I started working on the book in 2019. At that time, I was conducting research in libraries and archives, delving into the history of fashion exhibitions in art museums. When the pandemic hit, the project took a turn. Unable to access archival materials, I shifted my focus and began to write more about the contemporary moment. The book still contains a lot of historical context, but I would describe it as cultural criticism rather than a strictly historical study.

Does this work relate to your role at FIT? If so, how?
In some ways the book is a departure for me, as my background is in art history, and specifically the history of the art market. At FIT, I serve as Chair of the MA in Art Market Studies.

But it also felt like a natural project to undertake as a member of the faculty here. Without a doubt, FIT has contributed to my interest in fashion (and given me access to extraordinary resources in pursuing this interest). It has made me attuned to the convergence of art and fashion, a trend I only see deepening in the coming years.

What was your biggest challenge?

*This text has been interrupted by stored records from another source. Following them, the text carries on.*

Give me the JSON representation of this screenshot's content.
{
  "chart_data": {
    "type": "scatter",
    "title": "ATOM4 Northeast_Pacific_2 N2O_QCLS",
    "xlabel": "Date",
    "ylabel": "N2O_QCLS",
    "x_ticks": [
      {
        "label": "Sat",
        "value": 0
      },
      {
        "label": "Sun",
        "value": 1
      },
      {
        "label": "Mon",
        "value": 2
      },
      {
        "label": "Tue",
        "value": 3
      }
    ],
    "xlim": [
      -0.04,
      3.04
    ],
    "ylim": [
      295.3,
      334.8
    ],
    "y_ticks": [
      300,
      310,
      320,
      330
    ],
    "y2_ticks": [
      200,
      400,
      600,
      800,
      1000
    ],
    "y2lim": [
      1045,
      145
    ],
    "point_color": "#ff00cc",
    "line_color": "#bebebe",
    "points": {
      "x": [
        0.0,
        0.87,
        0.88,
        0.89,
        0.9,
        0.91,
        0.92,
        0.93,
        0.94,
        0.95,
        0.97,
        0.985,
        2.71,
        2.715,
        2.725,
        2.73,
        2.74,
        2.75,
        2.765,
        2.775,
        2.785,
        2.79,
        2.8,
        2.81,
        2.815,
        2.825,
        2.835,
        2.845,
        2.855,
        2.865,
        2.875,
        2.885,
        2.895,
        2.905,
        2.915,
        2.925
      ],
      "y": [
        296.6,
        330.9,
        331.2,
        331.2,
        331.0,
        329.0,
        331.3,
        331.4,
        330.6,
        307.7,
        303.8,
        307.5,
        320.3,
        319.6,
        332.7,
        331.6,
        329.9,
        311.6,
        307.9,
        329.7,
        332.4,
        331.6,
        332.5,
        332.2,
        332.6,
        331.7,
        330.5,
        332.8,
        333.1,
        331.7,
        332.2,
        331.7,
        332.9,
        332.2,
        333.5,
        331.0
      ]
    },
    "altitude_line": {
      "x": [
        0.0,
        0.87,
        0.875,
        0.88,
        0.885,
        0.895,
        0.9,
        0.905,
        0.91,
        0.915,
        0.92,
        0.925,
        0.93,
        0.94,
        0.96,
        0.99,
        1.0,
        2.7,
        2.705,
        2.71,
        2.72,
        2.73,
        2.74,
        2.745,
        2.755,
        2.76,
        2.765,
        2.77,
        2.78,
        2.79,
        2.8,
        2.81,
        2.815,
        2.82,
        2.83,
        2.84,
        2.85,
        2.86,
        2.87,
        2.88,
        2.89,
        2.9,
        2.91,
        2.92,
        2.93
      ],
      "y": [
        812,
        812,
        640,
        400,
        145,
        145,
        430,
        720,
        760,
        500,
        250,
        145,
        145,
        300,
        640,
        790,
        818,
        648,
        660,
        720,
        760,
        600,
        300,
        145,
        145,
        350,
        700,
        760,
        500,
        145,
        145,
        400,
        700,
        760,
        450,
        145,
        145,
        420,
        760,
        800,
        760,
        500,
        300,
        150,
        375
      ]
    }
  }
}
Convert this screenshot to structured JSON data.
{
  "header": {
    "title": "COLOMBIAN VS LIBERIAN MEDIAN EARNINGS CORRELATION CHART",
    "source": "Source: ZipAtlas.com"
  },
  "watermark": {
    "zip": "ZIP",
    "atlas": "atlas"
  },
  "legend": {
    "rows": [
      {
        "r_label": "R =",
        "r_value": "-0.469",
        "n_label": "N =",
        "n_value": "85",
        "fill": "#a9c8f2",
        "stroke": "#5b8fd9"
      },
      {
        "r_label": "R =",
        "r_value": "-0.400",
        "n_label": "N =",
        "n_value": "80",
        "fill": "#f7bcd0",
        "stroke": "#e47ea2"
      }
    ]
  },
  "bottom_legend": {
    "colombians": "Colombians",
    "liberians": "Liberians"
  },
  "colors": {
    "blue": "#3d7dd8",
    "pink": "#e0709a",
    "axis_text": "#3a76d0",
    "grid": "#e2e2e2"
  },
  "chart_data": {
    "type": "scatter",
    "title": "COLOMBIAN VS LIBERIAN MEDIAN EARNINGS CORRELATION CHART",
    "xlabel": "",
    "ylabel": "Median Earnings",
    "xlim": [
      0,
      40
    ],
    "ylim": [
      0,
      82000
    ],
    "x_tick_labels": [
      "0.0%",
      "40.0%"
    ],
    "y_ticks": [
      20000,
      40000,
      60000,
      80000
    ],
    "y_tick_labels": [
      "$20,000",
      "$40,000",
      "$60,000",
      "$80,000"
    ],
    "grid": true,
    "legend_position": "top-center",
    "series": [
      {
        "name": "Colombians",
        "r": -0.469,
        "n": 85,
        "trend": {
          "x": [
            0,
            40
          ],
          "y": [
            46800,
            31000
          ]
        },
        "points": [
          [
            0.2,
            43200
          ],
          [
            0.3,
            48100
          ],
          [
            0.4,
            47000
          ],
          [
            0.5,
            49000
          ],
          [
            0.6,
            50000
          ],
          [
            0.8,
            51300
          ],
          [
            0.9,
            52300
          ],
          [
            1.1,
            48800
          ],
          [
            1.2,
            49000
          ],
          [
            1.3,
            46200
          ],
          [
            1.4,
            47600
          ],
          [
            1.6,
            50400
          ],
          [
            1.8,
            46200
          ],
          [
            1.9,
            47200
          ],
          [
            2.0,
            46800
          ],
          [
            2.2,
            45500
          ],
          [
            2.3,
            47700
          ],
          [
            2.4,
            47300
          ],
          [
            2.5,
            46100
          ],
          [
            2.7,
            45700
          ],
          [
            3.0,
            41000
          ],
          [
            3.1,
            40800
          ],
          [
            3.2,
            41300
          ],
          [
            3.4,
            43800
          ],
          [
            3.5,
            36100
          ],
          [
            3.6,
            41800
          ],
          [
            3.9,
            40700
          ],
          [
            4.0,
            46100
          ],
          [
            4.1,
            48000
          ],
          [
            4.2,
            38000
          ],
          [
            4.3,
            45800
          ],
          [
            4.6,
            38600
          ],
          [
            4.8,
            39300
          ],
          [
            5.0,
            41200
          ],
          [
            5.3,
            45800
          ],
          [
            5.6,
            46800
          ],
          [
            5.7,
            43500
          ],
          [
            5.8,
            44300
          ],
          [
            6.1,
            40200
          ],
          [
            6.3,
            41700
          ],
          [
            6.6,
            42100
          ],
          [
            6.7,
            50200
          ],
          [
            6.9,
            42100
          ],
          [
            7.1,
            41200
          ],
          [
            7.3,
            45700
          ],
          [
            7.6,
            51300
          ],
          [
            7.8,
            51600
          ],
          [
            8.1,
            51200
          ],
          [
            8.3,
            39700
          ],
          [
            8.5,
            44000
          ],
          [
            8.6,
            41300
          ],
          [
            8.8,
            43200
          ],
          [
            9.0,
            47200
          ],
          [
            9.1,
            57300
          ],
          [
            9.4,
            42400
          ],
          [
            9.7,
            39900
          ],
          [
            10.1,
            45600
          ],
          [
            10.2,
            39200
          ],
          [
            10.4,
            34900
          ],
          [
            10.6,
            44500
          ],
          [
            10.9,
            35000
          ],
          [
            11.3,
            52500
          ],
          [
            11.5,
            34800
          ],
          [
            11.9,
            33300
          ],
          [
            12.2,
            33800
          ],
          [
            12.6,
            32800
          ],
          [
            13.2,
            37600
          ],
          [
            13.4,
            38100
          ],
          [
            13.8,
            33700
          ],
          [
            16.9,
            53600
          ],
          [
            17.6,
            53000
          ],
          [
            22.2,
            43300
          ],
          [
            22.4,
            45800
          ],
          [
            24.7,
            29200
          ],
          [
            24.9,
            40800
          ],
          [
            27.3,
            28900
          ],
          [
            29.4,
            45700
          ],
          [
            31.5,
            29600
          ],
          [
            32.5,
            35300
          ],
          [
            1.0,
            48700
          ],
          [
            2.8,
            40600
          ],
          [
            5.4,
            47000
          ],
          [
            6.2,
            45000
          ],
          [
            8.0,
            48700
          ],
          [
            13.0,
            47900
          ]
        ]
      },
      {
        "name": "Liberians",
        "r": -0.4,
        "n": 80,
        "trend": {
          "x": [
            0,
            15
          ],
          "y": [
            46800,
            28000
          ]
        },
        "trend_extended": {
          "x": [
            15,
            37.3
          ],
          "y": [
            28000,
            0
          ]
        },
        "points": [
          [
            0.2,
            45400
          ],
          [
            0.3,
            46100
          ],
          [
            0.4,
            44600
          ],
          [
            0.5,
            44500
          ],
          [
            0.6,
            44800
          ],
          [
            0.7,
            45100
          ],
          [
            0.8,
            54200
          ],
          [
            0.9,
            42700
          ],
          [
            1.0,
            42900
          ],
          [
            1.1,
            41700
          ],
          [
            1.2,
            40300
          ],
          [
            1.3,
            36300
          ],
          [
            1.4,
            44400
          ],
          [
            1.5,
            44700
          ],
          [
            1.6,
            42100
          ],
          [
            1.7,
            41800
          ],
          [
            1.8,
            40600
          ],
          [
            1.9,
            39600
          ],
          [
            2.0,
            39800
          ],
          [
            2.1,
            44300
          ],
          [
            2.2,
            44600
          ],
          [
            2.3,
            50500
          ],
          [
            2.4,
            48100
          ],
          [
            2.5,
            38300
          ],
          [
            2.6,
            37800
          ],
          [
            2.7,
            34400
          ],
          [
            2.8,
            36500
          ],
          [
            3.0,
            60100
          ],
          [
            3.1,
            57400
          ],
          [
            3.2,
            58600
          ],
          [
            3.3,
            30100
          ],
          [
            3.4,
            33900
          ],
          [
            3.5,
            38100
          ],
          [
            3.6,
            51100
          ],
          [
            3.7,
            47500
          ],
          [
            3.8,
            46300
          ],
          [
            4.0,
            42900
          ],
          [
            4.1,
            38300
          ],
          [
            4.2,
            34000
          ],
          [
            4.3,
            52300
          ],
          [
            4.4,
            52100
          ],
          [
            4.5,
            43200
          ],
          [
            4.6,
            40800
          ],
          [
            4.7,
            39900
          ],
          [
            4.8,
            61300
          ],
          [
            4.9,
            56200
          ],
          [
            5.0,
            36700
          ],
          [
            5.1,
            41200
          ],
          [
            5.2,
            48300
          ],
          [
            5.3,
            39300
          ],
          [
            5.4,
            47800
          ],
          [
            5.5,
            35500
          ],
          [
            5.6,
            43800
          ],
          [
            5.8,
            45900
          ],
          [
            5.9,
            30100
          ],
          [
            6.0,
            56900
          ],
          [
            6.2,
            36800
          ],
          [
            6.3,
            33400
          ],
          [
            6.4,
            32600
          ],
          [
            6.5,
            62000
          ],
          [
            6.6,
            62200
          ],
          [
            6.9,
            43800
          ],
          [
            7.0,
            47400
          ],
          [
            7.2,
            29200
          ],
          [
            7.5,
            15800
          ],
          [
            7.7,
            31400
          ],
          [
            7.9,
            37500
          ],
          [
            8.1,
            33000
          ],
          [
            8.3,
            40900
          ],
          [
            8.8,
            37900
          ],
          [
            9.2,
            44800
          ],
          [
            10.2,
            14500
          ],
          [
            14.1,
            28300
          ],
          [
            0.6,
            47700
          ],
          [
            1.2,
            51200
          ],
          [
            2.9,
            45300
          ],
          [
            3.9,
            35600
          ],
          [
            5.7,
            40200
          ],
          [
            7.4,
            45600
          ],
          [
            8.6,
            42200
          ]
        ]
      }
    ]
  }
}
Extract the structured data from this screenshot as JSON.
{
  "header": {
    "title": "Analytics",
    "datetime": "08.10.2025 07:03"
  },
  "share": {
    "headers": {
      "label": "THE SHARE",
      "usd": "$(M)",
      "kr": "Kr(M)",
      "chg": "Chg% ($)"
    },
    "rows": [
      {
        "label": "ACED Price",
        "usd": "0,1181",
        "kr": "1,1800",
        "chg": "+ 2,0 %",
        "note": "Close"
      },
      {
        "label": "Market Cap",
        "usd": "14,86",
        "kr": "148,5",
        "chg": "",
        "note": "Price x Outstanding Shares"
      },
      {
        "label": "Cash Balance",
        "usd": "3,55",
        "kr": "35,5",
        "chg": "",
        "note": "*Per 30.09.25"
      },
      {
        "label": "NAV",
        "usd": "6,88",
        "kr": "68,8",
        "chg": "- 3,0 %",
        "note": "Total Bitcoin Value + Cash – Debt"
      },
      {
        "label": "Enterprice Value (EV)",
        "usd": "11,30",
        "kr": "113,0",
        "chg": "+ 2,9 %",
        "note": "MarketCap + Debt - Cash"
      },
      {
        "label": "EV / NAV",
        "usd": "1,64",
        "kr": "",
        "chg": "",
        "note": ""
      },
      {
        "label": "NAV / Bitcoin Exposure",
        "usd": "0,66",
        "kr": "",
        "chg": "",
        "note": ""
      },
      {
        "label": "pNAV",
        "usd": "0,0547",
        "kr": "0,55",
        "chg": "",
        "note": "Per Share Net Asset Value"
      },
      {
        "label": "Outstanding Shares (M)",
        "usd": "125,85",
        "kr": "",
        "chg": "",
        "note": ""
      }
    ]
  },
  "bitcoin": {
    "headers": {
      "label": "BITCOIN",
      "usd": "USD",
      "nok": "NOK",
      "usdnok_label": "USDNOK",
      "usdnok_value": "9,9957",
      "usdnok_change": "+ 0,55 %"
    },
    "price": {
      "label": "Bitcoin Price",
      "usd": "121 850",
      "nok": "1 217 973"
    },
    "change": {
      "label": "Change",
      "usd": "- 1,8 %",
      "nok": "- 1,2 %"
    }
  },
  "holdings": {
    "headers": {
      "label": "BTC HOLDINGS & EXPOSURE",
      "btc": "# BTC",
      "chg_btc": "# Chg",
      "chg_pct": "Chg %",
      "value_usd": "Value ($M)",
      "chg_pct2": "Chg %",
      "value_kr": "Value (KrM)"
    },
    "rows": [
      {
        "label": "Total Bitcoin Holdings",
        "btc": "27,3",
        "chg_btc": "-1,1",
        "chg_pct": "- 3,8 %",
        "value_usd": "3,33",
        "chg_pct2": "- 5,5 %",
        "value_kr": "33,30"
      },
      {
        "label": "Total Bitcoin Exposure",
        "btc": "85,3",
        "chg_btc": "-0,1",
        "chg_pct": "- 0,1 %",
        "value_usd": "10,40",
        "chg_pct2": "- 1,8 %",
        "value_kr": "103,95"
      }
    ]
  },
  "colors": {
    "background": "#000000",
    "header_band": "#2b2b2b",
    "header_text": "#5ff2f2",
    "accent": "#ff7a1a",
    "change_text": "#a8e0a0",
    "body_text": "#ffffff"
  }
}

What was most rewarding?
The story of art and fashion is still unfolding. Every week seems to bring the announcement of a new exhibition, collaboration, or initiative. It was challenging to write about a moving target and balance up-to-date information with analysis that, I hope, will remain relevant. However, at the same time, it was exciting to explore a phenomenon that is so ubiquitous in today’s culture. This new phase in the relationship between art and fashion has been well-documented in the press, but often in articles that operate more as marketing than criticism. It was rewarding to have the opportunity to take a more analytical approach and contribute to an important cultural conversation.